SemanticSegmentationTask#
- class torchgeo.trainers.SemanticSegmentationTask(model='unet', backbone='resnet50', weights=None, in_channels=3, task='multiclass', num_classes=None, num_labels=None, labels=None, num_filters=3, pos_weight=None, loss='ce', class_weights=None, ignore_index=None, lr=0.001, patience=10, freeze_backbone=False, freeze_decoder=False)[source]#
Bases:
ClassificationMixin,BaseTaskSemantic Segmentation.
- __init__(model='unet', backbone='resnet50', weights=None, in_channels=3, task='multiclass', num_classes=None, num_labels=None, labels=None, num_filters=3, pos_weight=None, loss='ce', class_weights=None, ignore_index=None, lr=0.001, patience=10, freeze_backbone=False, freeze_decoder=False)[source]#
Initialize a new SemanticSegmentationTask instance.
- Parameters:
model (Literal['unet', 'deeplabv3+', 'fcn', 'upernet', 'segformer', 'dpt']) – Name of the smp model to use.
weights (WeightsEnum | str | bool | None) – Initial model weights.
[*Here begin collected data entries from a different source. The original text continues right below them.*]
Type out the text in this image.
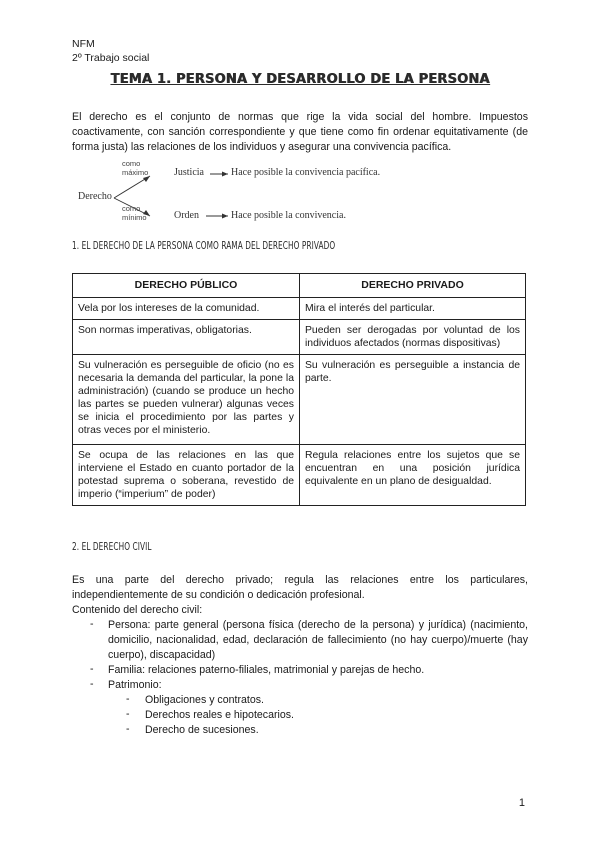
NFM
2º Trabajo social
TEMA 1. PERSONA Y DESARROLLO DE LA PERSONA
El derecho es el conjunto de normas que rige la vida social del hombre. Impuestos coactivamente, con sanción correspondiente y que tiene como fin ordenar equitativamente (de forma justa) las relaciones de los individuos y asegurar una convivencia pacífica.
Derecho
como
máximo	Justicia	Hace posible la convivencia pacífica.
como
mínimo	Orden	Hace posible la convivencia.
1. EL DERECHO DE LA PERSONA COMO RAMA DEL DERECHO PRIVADO
DERECHO PÚBLICO	DERECHO PRIVADO
Vela por los intereses de la comunidad.	Mira el interés del particular.
Son normas imperativas, obligatorias.	Pueden ser derogadas por voluntad de los individuos afectados (normas dispositivas)
Su vulneración es perseguible de oficio (no es necesaria la demanda del particular, la pone la administración) (cuando se produce un hecho las partes se pueden vulnerar) algunas veces se inicia el procedimiento por las partes y otras veces por el ministerio.	Su vulneración es perseguible a instancia de parte.
Se ocupa de las relaciones en las que interviene el Estado en cuanto portador de la potestad suprema o soberana, revestido de imperio (“imperium” de poder)	Regula relaciones entre los sujetos que se encuentran en una posición jurídica equivalente en un plano de desigualdad.
2. EL DERECHO CIVIL
Es una parte del derecho privado; regula las relaciones entre los particulares, independientemente de su condición o dedicación profesional.
Contenido del derecho civil:
- Persona: parte general (persona física (derecho de la persona) y jurídica) (nacimiento, domicilio, nacionalidad, edad, declaración de fallecimiento (no hay cuerpo)/muerte (hay cuerpo), discapacidad)
- Familia: relaciones paterno-filiales, matrimonial y parejas de hecho.
- Patrimonio:
- Obligaciones y contratos.
- Derechos reales e hipotecarios.
- Derecho de sucesiones.
1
Either a weight enum, the string representation of a weight enum, True for ImageNet weights, False or None for random weights, or the path to a saved model state dict. FCN model does not support pretrained weights.
in_channels (int) – Number of input channels to model.
task (Literal['binary', 'multiclass', 'multilabel']) – One of ‘binary’, ‘multiclass’, or ‘multilabel’.
num_classes (int | None) – Number of prediction classes (only for
task='multiclass').num_labels (int | None) – Number of prediction labels (only for
task='multilabel').num_filters (int) – Number of filters. Only applicable when model=’fcn’.
pos_weight (Tensor | None) – A weight of positive examples and used with ‘bce’ loss.
loss (Literal['ce', 'bce', 'jaccard', 'focal', 'dice']) – Name of the loss function, currently supports ‘ce’, ‘bce’, ‘jaccard’, ‘focal’, and ‘dice’ loss.
class_weights (Tensor | Sequence[float] | None) – Optional rescaling weight given to each class and used with ‘ce’ loss.
ignore_index (int | None) – Optional integer class index to ignore in the loss and metrics.
lr (float) – Learning rate for optimizer.
patience (int) – Patience for learning rate scheduler.
freeze_backbone (bool) – Freeze the backbone network to fine-tune the decoder and segmentation head.
freeze_decoder (bool) – Freeze the decoder network to linear probe the segmentation head.
Added in version 0.9: The labels and pos_weight parameters and dice loss support.
Added in version 0.8: DPT, Segformer, and UPerNet support.
Added in version 0.7: The task and num_labels parameters.
Changed in version 0.6: The ignore_index parameter now works for jaccard loss.
Added in version 0.5: The class_weights, freeze_backbone, and freeze_decoder parameters.
Changed in version 0.5: The weights parameter now supports WeightEnums and checkpoint paths. learning_rate and learning_rate_schedule_patience were renamed to lr and patience.
Changed in version 0.4: segmentation_model, encoder_name, and encoder_weights were renamed to model, backbone, and weights.
Changed in version 0.3: ignore_zeros was renamed to ignore_index.
- training_step(batch, batch_idx, dataloader_idx=0)[source]#
Compute the training loss and additional metrics.
- validation_step(batch, batch_idx, dataloader_idx=0)[source]#
Compute the validation loss and additional metrics.
- test_step(batch, batch_idx, dataloader_idx=0)[source]#
Compute the test loss and additional metrics.
- predict_step(batch, batch_idx, dataloader_idx=0)[source]#
Compute the predicted class probabilities.
- Parameters:
- Returns:
Dictionary with ‘probabilities’, ‘bounds’, and ‘transform’ keys.
- Return type:
Changed in version 0.9: Changed return type from Tensor to dict with probabilities, bounds, and transform keys.